The ‘crisis’ is discussed as though its fulmination was completely unpredictable. The government players are depicted as being exceptionally skilled in their responsive assessment and tactics, along with their ability to articulate the full breath of the impending disaster, but these are qualities that exculpate them from their failure to predict and/or mitigate the industry-wide generation of toxic assets.

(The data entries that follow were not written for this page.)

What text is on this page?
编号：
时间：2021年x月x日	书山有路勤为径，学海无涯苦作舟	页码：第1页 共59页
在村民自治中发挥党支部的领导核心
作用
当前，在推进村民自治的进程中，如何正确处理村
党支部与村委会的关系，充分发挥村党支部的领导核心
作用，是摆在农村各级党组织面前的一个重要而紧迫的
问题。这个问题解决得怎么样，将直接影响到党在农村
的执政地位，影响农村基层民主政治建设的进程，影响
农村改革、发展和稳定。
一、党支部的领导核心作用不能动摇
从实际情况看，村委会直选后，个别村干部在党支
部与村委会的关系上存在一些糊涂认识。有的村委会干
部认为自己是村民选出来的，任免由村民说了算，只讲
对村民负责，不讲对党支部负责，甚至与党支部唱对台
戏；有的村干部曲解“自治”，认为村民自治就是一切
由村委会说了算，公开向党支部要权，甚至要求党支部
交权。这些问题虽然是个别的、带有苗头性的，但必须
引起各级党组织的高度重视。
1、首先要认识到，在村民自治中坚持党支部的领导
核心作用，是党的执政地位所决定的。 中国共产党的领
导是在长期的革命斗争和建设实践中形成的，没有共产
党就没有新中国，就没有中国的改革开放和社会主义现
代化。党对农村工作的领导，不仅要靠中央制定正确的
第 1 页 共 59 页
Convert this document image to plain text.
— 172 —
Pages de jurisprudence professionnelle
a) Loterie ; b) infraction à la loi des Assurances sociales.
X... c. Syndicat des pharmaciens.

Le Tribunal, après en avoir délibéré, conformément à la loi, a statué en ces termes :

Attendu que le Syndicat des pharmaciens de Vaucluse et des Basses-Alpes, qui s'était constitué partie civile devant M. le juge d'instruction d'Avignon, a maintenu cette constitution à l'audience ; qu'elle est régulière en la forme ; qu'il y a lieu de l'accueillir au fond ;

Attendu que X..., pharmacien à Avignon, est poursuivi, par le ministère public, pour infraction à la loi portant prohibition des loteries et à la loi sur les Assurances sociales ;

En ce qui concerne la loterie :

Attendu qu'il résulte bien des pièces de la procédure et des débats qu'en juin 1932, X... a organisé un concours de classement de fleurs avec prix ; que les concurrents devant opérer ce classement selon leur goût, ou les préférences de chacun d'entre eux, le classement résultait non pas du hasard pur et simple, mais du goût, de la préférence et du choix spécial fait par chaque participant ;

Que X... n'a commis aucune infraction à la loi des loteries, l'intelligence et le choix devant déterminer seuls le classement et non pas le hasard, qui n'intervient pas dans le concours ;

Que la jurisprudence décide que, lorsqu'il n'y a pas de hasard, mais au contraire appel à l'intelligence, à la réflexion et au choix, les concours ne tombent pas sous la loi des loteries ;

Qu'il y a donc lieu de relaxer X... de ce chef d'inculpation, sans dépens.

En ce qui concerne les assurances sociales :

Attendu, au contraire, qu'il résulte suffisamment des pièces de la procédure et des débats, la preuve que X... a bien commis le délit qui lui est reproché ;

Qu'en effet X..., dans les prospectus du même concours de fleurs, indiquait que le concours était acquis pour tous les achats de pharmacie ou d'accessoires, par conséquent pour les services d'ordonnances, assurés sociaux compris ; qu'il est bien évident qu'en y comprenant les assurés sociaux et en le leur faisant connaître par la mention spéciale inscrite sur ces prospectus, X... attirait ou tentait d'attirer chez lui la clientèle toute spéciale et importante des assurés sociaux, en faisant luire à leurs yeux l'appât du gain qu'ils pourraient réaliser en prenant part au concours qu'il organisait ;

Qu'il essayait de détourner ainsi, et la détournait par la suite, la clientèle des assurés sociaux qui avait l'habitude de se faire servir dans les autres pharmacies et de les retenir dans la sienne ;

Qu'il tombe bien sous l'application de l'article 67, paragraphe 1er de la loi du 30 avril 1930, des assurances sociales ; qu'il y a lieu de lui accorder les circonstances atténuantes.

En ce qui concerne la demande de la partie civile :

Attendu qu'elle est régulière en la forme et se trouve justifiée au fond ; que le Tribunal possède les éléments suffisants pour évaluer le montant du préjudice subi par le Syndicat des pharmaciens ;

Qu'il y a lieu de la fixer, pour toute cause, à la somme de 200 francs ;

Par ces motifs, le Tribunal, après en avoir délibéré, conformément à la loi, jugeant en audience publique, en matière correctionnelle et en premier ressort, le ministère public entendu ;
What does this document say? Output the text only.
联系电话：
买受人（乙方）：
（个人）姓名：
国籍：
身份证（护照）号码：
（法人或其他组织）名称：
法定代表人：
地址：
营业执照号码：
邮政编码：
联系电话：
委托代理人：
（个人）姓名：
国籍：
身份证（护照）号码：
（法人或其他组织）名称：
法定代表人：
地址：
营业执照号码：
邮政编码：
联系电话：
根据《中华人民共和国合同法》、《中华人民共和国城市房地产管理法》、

Watching Ben Bernanke (Paul Giamatti) and Geithner (Billy Crudup) impress us with their laudable talent for the real-world analysis of a concerned realist, only distracts and deviates from the idea that there’s a culpability, not only for the banks, the lenders, but for all government players involved.
“Too Big to Fail” does an amazing job of convincing audiences that the 2008 financial crisis was an abrupt event that was more or less unobservable, un-discussed, and unknown, up until the point where Paulson and friends start firing up their blackberrys. It ultimately propagates the popular mythology surrounding the crisis; that its causes weren’t systemic or foreseeable in any capacity, and that financial institutions and regulators had not been navigating the causes of this hypothetical crisis for years prior (which should ultimately suggest that this is a very different kind of ‘crisis’).
Presenting the ever-increasing heavy-lidded distress of Paulson (William Hurt) only shares with us the burden of crises management, and only indirectly suggests that Paulson has more on his conscience then implementing a resolution.
………Just as it was trumpeted across the nation by media sources of all shapes and sizes, Ben Bernanke is awarded the prescience of correctly managing the crisis – his timely insistence on de-escalation measures. But this should not discourage our need for clarity on the mismanagement of the causal agents, and/or “outweigh what blame he deserves for causing the crisis in the first place.”
To this end, “To Big to Fail” edges more on libelous, and less on affirming innocuous convention.